2005/07/20

J.S.バッハ 幻想曲とフーガ ト短調(Fantasy and fugue in G minor)BWV542

 


前奏曲とフーガ ホ短調やパッサカリアとフーガ ハ短調と並んで、バッハのオルガン曲を代表する最大傑作のひとつである。

 

この作品は、バッハがケーテン宮廷楽長をしていた1720年、ハンブルクの聖ヤコビ教会オルガニストのポストが空席となり、バッハがその職に応募してハンブルクに赴き、そのオーディションを受け、北ドイツ・オルガン楽派の老大家ヨハン・アダム・ラインケンほか、2名の試験官の前で演奏した作品とされている。ラインケンはバッハの演奏の見事さに感服したと伝えられているが、このポストに就くには多額の寄進をしなければならない規定があり、バッハはこのお金を寄付しなかったため、結局この職に就くことはできなかった。

 

幻想曲は、ヴァイマル時代には既に作曲されていると考えられ、フーガは1720年にハンブルクで作曲されたと考えられている。
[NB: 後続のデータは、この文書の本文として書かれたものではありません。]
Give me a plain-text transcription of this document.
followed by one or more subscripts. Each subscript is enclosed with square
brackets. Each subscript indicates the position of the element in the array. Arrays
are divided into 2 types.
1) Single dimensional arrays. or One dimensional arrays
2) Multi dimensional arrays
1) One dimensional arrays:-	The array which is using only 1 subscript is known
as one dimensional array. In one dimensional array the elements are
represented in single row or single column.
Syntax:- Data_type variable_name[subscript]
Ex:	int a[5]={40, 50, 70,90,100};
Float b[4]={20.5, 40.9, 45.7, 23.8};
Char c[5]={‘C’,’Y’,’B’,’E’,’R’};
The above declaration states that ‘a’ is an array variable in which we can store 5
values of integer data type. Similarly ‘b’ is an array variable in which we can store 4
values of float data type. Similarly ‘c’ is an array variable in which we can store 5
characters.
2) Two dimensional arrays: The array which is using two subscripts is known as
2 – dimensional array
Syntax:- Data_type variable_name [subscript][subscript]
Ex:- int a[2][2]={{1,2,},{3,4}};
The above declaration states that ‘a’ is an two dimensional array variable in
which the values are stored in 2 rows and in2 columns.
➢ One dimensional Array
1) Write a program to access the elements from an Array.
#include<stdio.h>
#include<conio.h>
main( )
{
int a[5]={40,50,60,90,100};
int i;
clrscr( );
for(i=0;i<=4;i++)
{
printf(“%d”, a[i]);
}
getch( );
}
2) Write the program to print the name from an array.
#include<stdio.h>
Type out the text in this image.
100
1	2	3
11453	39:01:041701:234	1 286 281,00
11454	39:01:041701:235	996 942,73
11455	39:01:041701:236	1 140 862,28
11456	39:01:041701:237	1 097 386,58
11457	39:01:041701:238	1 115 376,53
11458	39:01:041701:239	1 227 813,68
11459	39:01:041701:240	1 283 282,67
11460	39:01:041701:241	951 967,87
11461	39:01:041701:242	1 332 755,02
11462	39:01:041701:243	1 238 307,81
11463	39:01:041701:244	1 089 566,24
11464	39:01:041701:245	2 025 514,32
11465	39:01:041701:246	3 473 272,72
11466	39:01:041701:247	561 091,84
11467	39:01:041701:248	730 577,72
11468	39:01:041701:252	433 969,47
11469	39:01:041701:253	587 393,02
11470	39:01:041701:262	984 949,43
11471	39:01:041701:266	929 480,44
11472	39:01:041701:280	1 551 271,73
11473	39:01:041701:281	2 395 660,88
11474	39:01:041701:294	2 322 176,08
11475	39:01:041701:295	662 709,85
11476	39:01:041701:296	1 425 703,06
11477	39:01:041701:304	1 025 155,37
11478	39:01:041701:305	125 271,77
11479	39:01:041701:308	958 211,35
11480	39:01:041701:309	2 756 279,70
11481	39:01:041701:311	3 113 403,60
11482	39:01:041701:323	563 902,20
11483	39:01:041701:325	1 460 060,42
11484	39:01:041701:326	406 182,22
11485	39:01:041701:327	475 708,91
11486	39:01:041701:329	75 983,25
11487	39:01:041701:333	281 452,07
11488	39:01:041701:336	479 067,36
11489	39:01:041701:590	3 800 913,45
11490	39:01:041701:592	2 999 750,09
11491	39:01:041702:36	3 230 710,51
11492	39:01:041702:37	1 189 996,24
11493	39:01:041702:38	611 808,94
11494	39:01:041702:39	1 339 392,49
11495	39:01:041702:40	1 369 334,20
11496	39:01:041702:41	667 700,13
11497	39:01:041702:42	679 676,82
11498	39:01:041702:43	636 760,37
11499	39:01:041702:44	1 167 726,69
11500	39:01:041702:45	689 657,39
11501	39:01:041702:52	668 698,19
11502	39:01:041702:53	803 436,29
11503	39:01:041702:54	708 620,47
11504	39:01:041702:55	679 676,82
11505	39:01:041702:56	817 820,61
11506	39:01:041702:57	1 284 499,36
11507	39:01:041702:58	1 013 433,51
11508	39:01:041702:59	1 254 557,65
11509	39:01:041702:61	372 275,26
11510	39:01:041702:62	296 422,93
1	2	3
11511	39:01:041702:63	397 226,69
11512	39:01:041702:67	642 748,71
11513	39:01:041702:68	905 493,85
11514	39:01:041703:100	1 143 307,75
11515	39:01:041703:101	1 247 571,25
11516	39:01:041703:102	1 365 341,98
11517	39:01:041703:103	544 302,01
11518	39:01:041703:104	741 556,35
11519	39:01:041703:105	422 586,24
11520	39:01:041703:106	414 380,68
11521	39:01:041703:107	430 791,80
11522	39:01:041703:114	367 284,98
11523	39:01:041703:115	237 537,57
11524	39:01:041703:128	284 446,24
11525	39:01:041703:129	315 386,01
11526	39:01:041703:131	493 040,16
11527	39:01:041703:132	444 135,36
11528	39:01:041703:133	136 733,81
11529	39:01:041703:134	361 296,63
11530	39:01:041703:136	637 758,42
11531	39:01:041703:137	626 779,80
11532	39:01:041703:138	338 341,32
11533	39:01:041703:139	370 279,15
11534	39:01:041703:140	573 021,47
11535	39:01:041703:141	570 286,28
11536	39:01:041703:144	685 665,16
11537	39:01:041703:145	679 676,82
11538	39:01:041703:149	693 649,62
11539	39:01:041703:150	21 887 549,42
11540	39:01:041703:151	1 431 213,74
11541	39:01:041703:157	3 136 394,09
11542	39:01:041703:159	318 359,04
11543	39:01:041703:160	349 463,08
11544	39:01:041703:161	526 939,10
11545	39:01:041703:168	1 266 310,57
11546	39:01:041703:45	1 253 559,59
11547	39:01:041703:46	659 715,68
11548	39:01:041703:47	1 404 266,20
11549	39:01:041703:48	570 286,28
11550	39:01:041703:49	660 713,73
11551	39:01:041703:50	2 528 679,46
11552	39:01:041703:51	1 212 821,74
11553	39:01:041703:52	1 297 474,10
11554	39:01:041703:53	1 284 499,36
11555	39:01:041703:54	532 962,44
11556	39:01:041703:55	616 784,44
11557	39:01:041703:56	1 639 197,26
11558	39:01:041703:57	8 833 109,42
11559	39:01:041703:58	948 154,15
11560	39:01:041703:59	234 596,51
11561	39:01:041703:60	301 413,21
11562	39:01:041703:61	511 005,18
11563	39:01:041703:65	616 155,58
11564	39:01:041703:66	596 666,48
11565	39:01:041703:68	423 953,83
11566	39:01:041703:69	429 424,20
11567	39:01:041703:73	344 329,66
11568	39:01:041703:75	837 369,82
なお、フーガのテーマはラインケンに敬意を表して、当時よく知られたオランダの民謡からとられた。

 

作品に示された大胆な独創性は、バッハの作品中でも特にユニークなものとして注目を集めており、そこでは即興性に富んで不協和音を含む激烈な表現、画期的な和声の性格、斬新な転調の可能性などに、時代の通念を遥かに超えたバッハの才能がはっきりと浮き彫りにされている。

 

この作品は、エルガーやストコフスキーによるオーケストラの編曲、リストによるピアノ用の編曲でも親しまれているが、フーガの部分を独立させたストコフスキーの編曲版は聴く機会が多い。またオルガン曲「小フーガ ト短調 BWV578」と同じ調性を持つため、両者を区別して「大フーガ」と呼ぶようになった。幻想曲は情熱的なもので、冒頭部分は活力に溢れフーガは美しく書かれている。